Create a table for the value of the following items for ascending units of E from zero to ten.
the short-run production function or total product of labor: q (E)=TPE.
the total revenue: R(q)= p∙q .
the marginal product of labor: MPE .
the value of marginal product: VMPE.
the hourly wage: w.
the total cost of production: TC( q) = w∙E.
profit: TR – TC.
Determine the profit maximizing number of hours of works for the Phelps's based on a comparison of the VMPE and the wage. Explain how the VMPE can be used to maximize profit.
Suppose it is known that the slope of the short-run production function is given by: 20 - 2E. Draw the Phelps's demand for labor.

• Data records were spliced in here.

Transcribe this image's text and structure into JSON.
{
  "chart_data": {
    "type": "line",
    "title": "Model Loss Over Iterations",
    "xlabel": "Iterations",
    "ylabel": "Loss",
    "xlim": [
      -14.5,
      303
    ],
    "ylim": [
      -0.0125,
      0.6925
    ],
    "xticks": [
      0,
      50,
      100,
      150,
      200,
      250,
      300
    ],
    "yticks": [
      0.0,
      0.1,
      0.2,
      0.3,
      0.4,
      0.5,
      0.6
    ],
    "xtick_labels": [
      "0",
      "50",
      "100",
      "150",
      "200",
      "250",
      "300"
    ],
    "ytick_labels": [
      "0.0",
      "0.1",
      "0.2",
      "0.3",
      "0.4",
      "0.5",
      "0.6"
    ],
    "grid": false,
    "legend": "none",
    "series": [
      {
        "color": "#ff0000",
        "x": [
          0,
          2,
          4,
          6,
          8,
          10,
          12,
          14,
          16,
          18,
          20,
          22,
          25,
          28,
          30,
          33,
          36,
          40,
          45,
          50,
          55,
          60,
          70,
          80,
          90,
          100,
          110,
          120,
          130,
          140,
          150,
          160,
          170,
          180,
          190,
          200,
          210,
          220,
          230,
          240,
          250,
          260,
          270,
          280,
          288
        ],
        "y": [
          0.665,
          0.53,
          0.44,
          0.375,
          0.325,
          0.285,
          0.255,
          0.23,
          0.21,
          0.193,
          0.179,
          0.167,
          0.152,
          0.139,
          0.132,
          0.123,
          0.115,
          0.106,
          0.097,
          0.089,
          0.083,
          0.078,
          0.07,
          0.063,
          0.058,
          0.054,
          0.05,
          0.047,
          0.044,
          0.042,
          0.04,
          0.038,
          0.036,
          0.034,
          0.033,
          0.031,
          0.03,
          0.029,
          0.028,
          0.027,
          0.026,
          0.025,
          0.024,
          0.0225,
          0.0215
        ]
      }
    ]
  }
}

Explain how you derived their demand for labor.
Explain why the demand for labor is downward sloping is downward sloping in the short run and in the long run.
Show graphically the difference between the relationship between the short and long run demand for labor when labor and capital are more or less substitutable:
In the early 1980s, the public employees union in Oregon agreed to a settlement where they would forgo pay increases over several years in exchange for the state picking up the employee contribution of $250 to retirement each month. In other words, the retirement benefits increased while real wages declined. Explain how such a change in compensation would affect the number of workers versus the hours of work each worker completes. Graph the relationship between the number of workers and the average number of hours per worker.
Suppose I-Tech pays $500,000 in short-run costs for its capital and unskilled labor. It's only short-run decision, therefore, is to determine how many high-skilled workers, E , to hire. I-Tech's production function is Q = f(E) = 100E. I-Tech also faces downward sloped demand for its output of Q = 12000 – 20p. Solve for I-Tech's short-run labor demand function.